The trial design did not require data on post-relapse treatment. Based on information that clinical research associates voluntarily entered into the record, patients assigned to HDI were reported to have received more treatment at relapse than patients who underwent BCT.

The findings also showed patients assigned to HDI who relapsed within the first year experienced slightly better outcomes than patients who relapsed after 1 year.

“Whether that is due to additional therapy applied in those circumstances is unclear,” Flaherty said. “That is the data we’re missing that we would love to have.”

The researchers will continue to monitor OS curves long term, Flaherty said.

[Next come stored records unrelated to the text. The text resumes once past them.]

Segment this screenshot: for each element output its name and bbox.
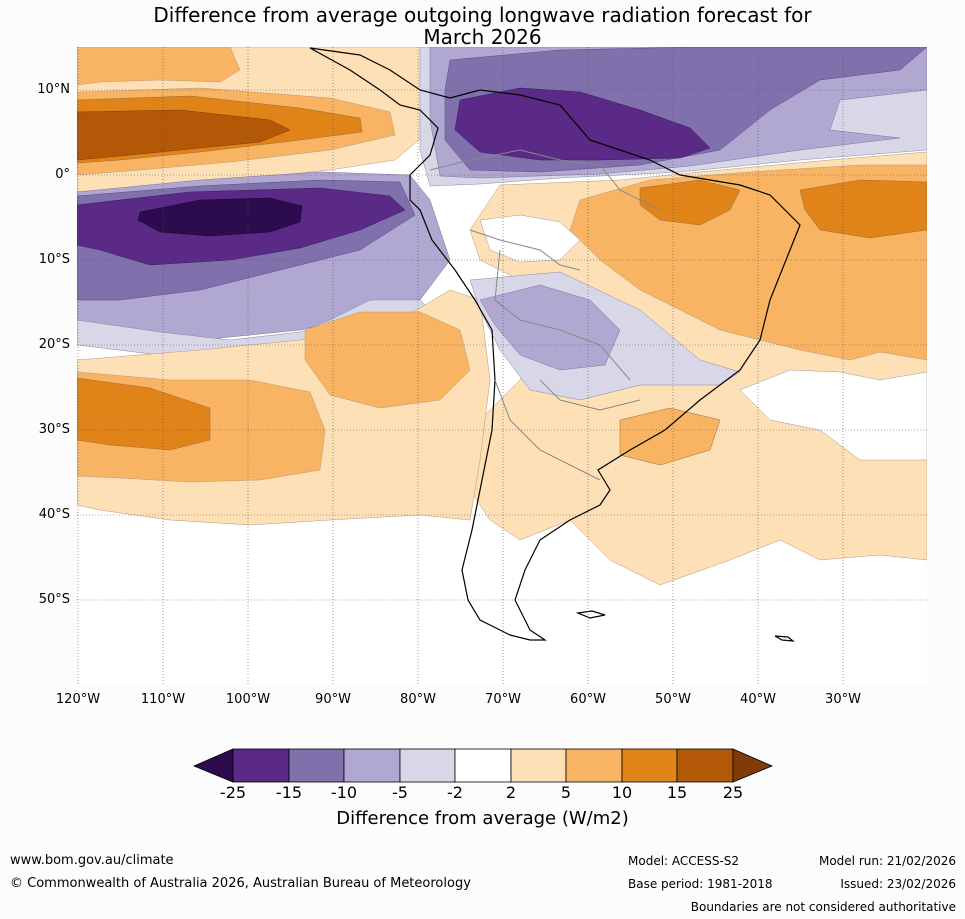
colorbar-swatch: [399, 748, 456, 783]
anomaly-region: [137, 197, 303, 237]
lon-label: 120°W: [55, 692, 101, 707]
website-link[interactable]: www.bom.gov.au/climate: [10, 853, 174, 868]
colorbar-max-arrow: [732, 748, 774, 783]
coastline-south-america: [309, 47, 801, 641]
south-georgia: [774, 635, 795, 642]
colorbar-swatch: [232, 748, 290, 783]
falkland-islands: [575, 610, 606, 619]
map-title: Difference from average outgoing longwav…: [0, 4, 965, 48]
colorbar-tick: -5: [392, 783, 408, 802]
colorbar: [192, 748, 774, 783]
lat-label: 40°S: [38, 507, 70, 522]
anomaly-region: [639, 179, 741, 226]
colorbar-label: Difference from average (W/m2): [336, 808, 629, 829]
lon-label: 30°W: [825, 692, 861, 707]
anomaly-region: [77, 109, 291, 161]
colorbar-tick: -15: [275, 783, 303, 802]
lat-label: 0°: [55, 167, 70, 182]
disclaimer-text: Boundaries are not considered authoritat…: [690, 900, 956, 914]
colorbar-tick: 2: [505, 783, 517, 802]
lon-label: 90°W: [315, 692, 351, 707]
anomaly-region: [77, 47, 241, 86]
lon-label: 70°W: [485, 692, 521, 707]
anomaly-region: [77, 377, 211, 451]
copyright-text: © Commonwealth of Australia 2026, Austra…: [10, 876, 471, 891]
base-period-text: Base period: 1981-2018: [628, 877, 773, 891]
colorbar-tick: 25: [722, 783, 744, 802]
colorbar-tick: -25: [219, 783, 247, 802]
lon-label: 100°W: [225, 692, 271, 707]
country-borders: [429, 149, 661, 481]
lon-label: 60°W: [570, 692, 606, 707]
lat-label: 30°S: [38, 422, 70, 437]
anomaly-region: [799, 179, 927, 239]
issued-text: Issued: 23/02/2026: [840, 877, 956, 891]
colorbar-tick: -10: [330, 783, 358, 802]
model-run-text: Model run: 21/02/2026: [818, 854, 956, 868]
colorbar-tick: 10: [611, 783, 633, 802]
lat-label: 50°S: [38, 592, 70, 607]
colorbar-swatch: [510, 748, 567, 783]
colorbar-min-arrow: [192, 748, 234, 783]
lat-label: 20°S: [38, 337, 70, 352]
lon-label: 40°W: [740, 692, 776, 707]
colorbar-tick: 15: [666, 783, 688, 802]
colorbar-swatch: [676, 748, 734, 783]
anomaly-region: [304, 311, 471, 409]
colorbar-swatch: [288, 748, 345, 783]
anomaly-region: [739, 369, 927, 461]
anomaly-region: [479, 214, 581, 263]
model-text: Model: ACCESS-S2: [628, 854, 740, 868]
lon-label: 110°W: [140, 692, 186, 707]
colorbar-swatch: [343, 748, 401, 783]
lon-label: 50°W: [655, 692, 691, 707]
colorbar-tick: -2: [447, 783, 463, 802]
anomaly-region: [454, 87, 711, 161]
title-line-1: Difference from average outgoing longwav…: [153, 3, 812, 27]
colorbar-swatch: [454, 748, 512, 783]
colorbar-swatch: [621, 748, 678, 783]
anomaly-region: [619, 407, 721, 466]
lon-label: 80°W: [400, 692, 436, 707]
colorbar-swatch: [565, 748, 623, 783]
lat-label: 10°S: [38, 252, 70, 267]
title-line-2: March 2026: [423, 25, 542, 49]
lat-label: 10°N: [37, 82, 70, 97]
gridlines: [77, 47, 927, 684]
colorbar-tick: 5: [560, 783, 572, 802]
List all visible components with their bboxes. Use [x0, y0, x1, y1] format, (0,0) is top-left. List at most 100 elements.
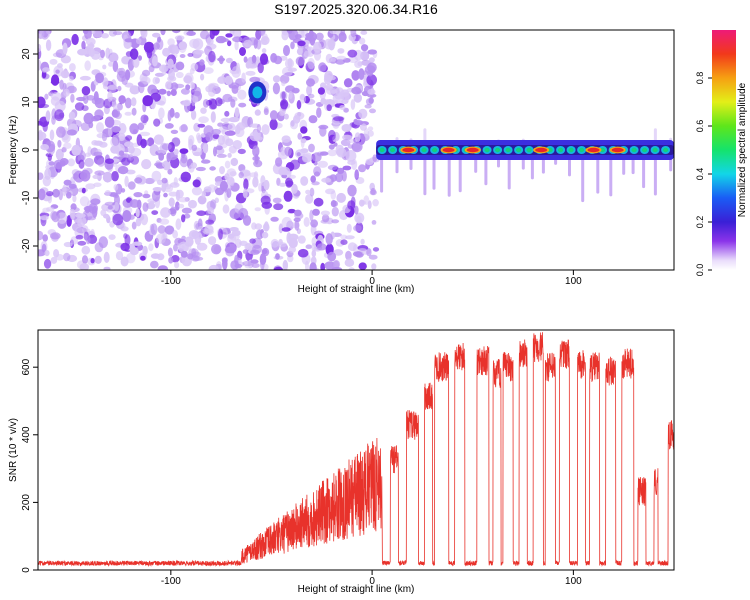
- noise-blob: [278, 223, 284, 234]
- noise-blob: [180, 171, 191, 183]
- noise-blob: [238, 171, 244, 179]
- noise-blob: [312, 208, 320, 216]
- band-node-core: [390, 147, 396, 153]
- snr-series-line: [38, 332, 674, 568]
- noise-blob: [42, 67, 51, 73]
- noise-blob: [108, 125, 113, 138]
- noise-blob: [127, 181, 136, 190]
- noise-blob: [220, 117, 231, 123]
- noise-blob: [133, 192, 143, 198]
- noise-blob: [293, 217, 301, 222]
- noise-blob: [218, 126, 228, 133]
- noise-blob: [152, 187, 163, 192]
- noise-blob: [261, 124, 270, 135]
- noise-blob: [309, 209, 314, 222]
- noise-blob: [112, 31, 123, 36]
- noise-blob: [49, 58, 58, 65]
- noise-blob: [46, 206, 55, 212]
- noise-blob: [193, 86, 202, 97]
- noise-blob: [91, 140, 99, 146]
- noise-blob: [227, 123, 236, 132]
- noise-blob: [108, 61, 114, 67]
- noise-blob: [372, 154, 378, 162]
- noise-blob: [142, 95, 153, 107]
- noise-blob: [42, 121, 48, 132]
- x-tick-label: 0: [369, 576, 375, 587]
- noise-blob: [281, 91, 286, 100]
- noise-blob: [284, 146, 292, 157]
- noise-blob: [201, 159, 211, 164]
- noise-blob: [174, 83, 185, 89]
- noise-blob: [368, 57, 375, 63]
- band-streak: [423, 156, 427, 196]
- noise-blob: [44, 250, 50, 257]
- noise-blob: [52, 188, 60, 198]
- noise-blob: [208, 82, 219, 89]
- noise-blob: [45, 110, 51, 122]
- noise-blob: [270, 238, 279, 248]
- noise-blob: [117, 85, 122, 92]
- noise-blob: [340, 89, 350, 97]
- noise-blob: [367, 88, 376, 95]
- noise-blob: [358, 68, 365, 80]
- noise-blob: [241, 72, 246, 83]
- noise-blob: [256, 123, 262, 133]
- noise-blob: [111, 171, 119, 182]
- noise-blob: [54, 100, 66, 112]
- noise-blob: [318, 124, 329, 130]
- noise-blob: [117, 166, 129, 175]
- noise-blob: [105, 158, 114, 164]
- noise-blob: [276, 242, 287, 248]
- noise-blob: [281, 227, 291, 232]
- noise-blob: [367, 126, 374, 131]
- snr-ylabel: SNR (10 * v/v): [8, 418, 19, 482]
- noise-blob: [162, 47, 171, 57]
- band-streak: [432, 156, 436, 190]
- noise-blob: [174, 261, 180, 269]
- noise-blob: [131, 221, 137, 230]
- band-node-core: [505, 147, 511, 153]
- noise-blob: [141, 159, 152, 170]
- noise-blob: [312, 152, 322, 163]
- noise-blob: [225, 57, 233, 64]
- noise-blob: [40, 215, 49, 221]
- noise-blob: [269, 110, 278, 121]
- noise-blob: [217, 135, 225, 146]
- noise-blob: [57, 139, 62, 148]
- noise-blob: [135, 217, 142, 227]
- noise-blob: [166, 152, 171, 163]
- noise-blob: [46, 191, 54, 197]
- spectrogram-ylabel: Frequency (Hz): [8, 116, 19, 185]
- noise-blob: [345, 250, 352, 261]
- peak-blob-core: [252, 86, 263, 99]
- noise-blob: [80, 122, 91, 131]
- noise-blob: [188, 199, 197, 209]
- noise-blob: [252, 176, 259, 188]
- y-tick-label: 0: [21, 567, 32, 573]
- noise-blob: [217, 122, 224, 127]
- noise-blob: [346, 223, 352, 233]
- noise-blob: [63, 241, 73, 248]
- noise-blob: [85, 37, 96, 46]
- noise-blob: [187, 52, 194, 57]
- noise-blob: [82, 255, 88, 264]
- noise-blob: [281, 135, 291, 143]
- snr-xlabel: Height of straight line (km): [298, 584, 415, 595]
- noise-blob: [94, 109, 104, 120]
- noise-blob: [113, 201, 120, 212]
- noise-blob: [151, 55, 158, 67]
- noise-blob: [180, 101, 191, 106]
- noise-blob: [191, 186, 203, 196]
- noise-blob: [244, 243, 252, 250]
- noise-blob: [161, 161, 170, 168]
- band-streak: [507, 156, 511, 190]
- noise-blob: [138, 82, 145, 94]
- noise-blob: [84, 30, 92, 40]
- noise-blob: [157, 225, 166, 234]
- noise-blob: [49, 232, 61, 240]
- noise-blob: [363, 70, 368, 76]
- noise-blob: [79, 196, 90, 207]
- noise-blob: [272, 75, 281, 83]
- noise-blob: [87, 146, 92, 156]
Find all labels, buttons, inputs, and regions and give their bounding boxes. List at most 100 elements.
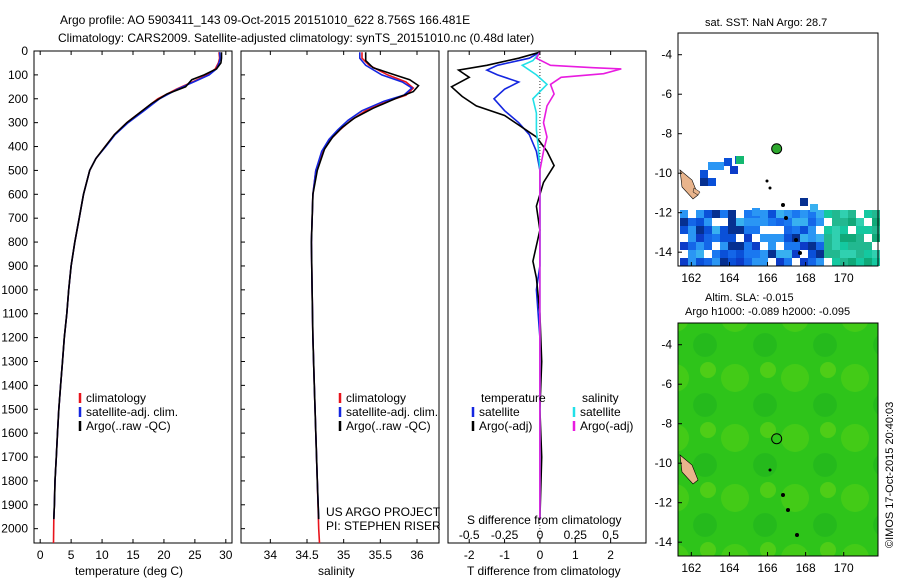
sst-cell — [712, 210, 720, 218]
depth-tick-label: 1500 — [1, 402, 28, 416]
x-tick-label: 30 — [219, 548, 233, 562]
sst-cell — [832, 226, 840, 234]
s-tick-label: 0.5 — [602, 528, 619, 542]
sla-longitude-ticks: 162 164 166 168 170 — [681, 552, 854, 575]
sst-cell — [832, 234, 840, 242]
sst-cell — [856, 258, 864, 266]
series-temperature-argo-adj- — [450, 51, 556, 520]
salinity-tick-labels: 34 34.5 35 35.5 36 — [264, 51, 424, 562]
sst-cell — [832, 258, 840, 266]
sst-cell — [776, 258, 784, 266]
sst-islet — [765, 179, 769, 183]
sla-map-frame — [677, 322, 879, 557]
sst-cell — [680, 242, 688, 250]
sla-map-title: Altim. SLA: -0.015 — [705, 292, 794, 304]
x-tick-label: 35.5 — [369, 548, 393, 562]
sst-cell — [708, 178, 716, 186]
sst-cell — [680, 226, 688, 234]
sst-cell — [832, 242, 840, 250]
lat-tick-label: -12 — [655, 206, 673, 220]
sst-cell — [848, 258, 856, 266]
depth-tick-label: 200 — [8, 92, 28, 106]
depth-tick-label: 2000 — [1, 522, 28, 536]
sla-islet — [781, 493, 785, 497]
sst-cell — [688, 234, 696, 242]
sst-cell — [752, 242, 760, 250]
sst-cell — [712, 258, 720, 266]
series-salinity-argo-adj- — [535, 51, 622, 520]
sst-cell — [712, 250, 720, 258]
sst-cell — [696, 250, 704, 258]
series-satellite-adj-clim- — [310, 52, 414, 520]
sst-cell — [808, 226, 816, 234]
temperature-lines — [52, 52, 223, 544]
project-line1: US ARGO PROJECT — [326, 505, 441, 519]
sla-latitude-ticks: -4 -6 -8 -10 -12 -14 — [655, 338, 682, 549]
sst-cell — [744, 242, 752, 250]
salinity-axis-label: salinity — [318, 564, 355, 578]
sst-cell — [688, 218, 696, 226]
sst-cell — [816, 242, 824, 250]
difference-plot-frame — [447, 50, 647, 544]
sst-cell — [680, 210, 688, 218]
depth-tick-label: 0 — [21, 44, 28, 58]
sst-cell — [808, 242, 816, 250]
depth-tick-label: 1600 — [1, 426, 28, 440]
lon-tick-label: 164 — [719, 561, 739, 575]
depth-tick-label: 700 — [8, 211, 28, 225]
sst-cell — [800, 218, 808, 226]
sst-cell — [776, 218, 784, 226]
depth-tick-label: 500 — [8, 163, 28, 177]
sla-islet — [786, 508, 790, 512]
lat-tick-label: -4 — [661, 48, 672, 62]
sst-cell — [864, 226, 872, 234]
legend-label: Argo(-adj) — [580, 419, 633, 433]
sst-cell — [856, 226, 864, 234]
sst-cell — [728, 226, 736, 234]
sst-cell — [744, 210, 752, 218]
lon-tick-label: 166 — [758, 271, 778, 285]
sst-cell — [744, 234, 752, 242]
sst-cell — [720, 258, 728, 266]
sla-island-shape — [679, 454, 699, 485]
lat-tick-label: -10 — [655, 166, 673, 180]
x-tick-label: 25 — [188, 548, 202, 562]
sst-cell — [752, 226, 760, 234]
sst-cell — [728, 242, 736, 250]
depth-tick-label: 600 — [8, 187, 28, 201]
sst-cell — [736, 250, 744, 258]
sst-cell — [736, 156, 744, 164]
sst-cell — [736, 218, 744, 226]
sst-cell — [708, 162, 716, 170]
sst-coastline — [679, 169, 802, 255]
sst-cell — [688, 258, 696, 266]
sst-cell — [840, 234, 848, 242]
t-difference-label: T difference from climatology — [467, 564, 621, 578]
sst-cell — [872, 234, 880, 242]
sla-argo-marker — [771, 433, 783, 445]
sst-cell — [832, 218, 840, 226]
legend-label: satellite-adj. clim. — [86, 405, 178, 419]
depth-tick-label: 300 — [8, 116, 28, 130]
sst-cell — [696, 258, 704, 266]
lon-tick-label: 164 — [719, 271, 739, 285]
lat-tick-label: -6 — [661, 87, 672, 101]
x-tick-label: 10 — [95, 548, 109, 562]
sst-cell — [784, 242, 792, 250]
sst-islet — [781, 203, 785, 207]
sst-cell — [864, 242, 872, 250]
sst-cell — [752, 218, 760, 226]
depth-tick-label: 1100 — [2, 307, 28, 321]
sst-cell — [760, 234, 768, 242]
sst-cell — [824, 250, 832, 258]
sst-cell — [720, 234, 728, 242]
sst-cell — [800, 210, 808, 218]
lon-tick-label: 162 — [681, 271, 701, 285]
depth-tick-label: 1800 — [1, 474, 28, 488]
sst-cell — [736, 242, 744, 250]
sst-cell — [720, 250, 728, 258]
sst-cell — [768, 242, 776, 250]
sst-cell — [792, 218, 800, 226]
sst-cell — [704, 242, 712, 250]
sst-cell — [744, 258, 752, 266]
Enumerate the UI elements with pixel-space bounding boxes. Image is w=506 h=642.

“Without an overall survival benefit, I don’t think we can say that biochemotherapy replaces interferon as the standard of care, but it certainly may be an attractive alternative,” he said. “I also think we have an opportunity to build on this. There are five drugs in this regimen that can be replaced with other new and promising agents as they appear on the melanoma scene.”

For more information:

Flaherty LE. Does biochemotherapy have a role in adjuvant therapy? Presented at: HemOnc Today Melanoma and Cutaneous Malignancies; March 22-23, 2013; New York.

Flaherty LE. Abstract #8504. Presented at: ASCO Annual Meeting; June 1-5, 2012; Chicago.

Mocellin S. J Natl Cancer Inst. 2010;102:493-501.

Disclosure: Flaherty reports consulting roles with Genomic Health and Merck; fees for non-CME services from Genentech and Roche; and contracted research with Bristol-Myers Squibb, Genentech and Roche.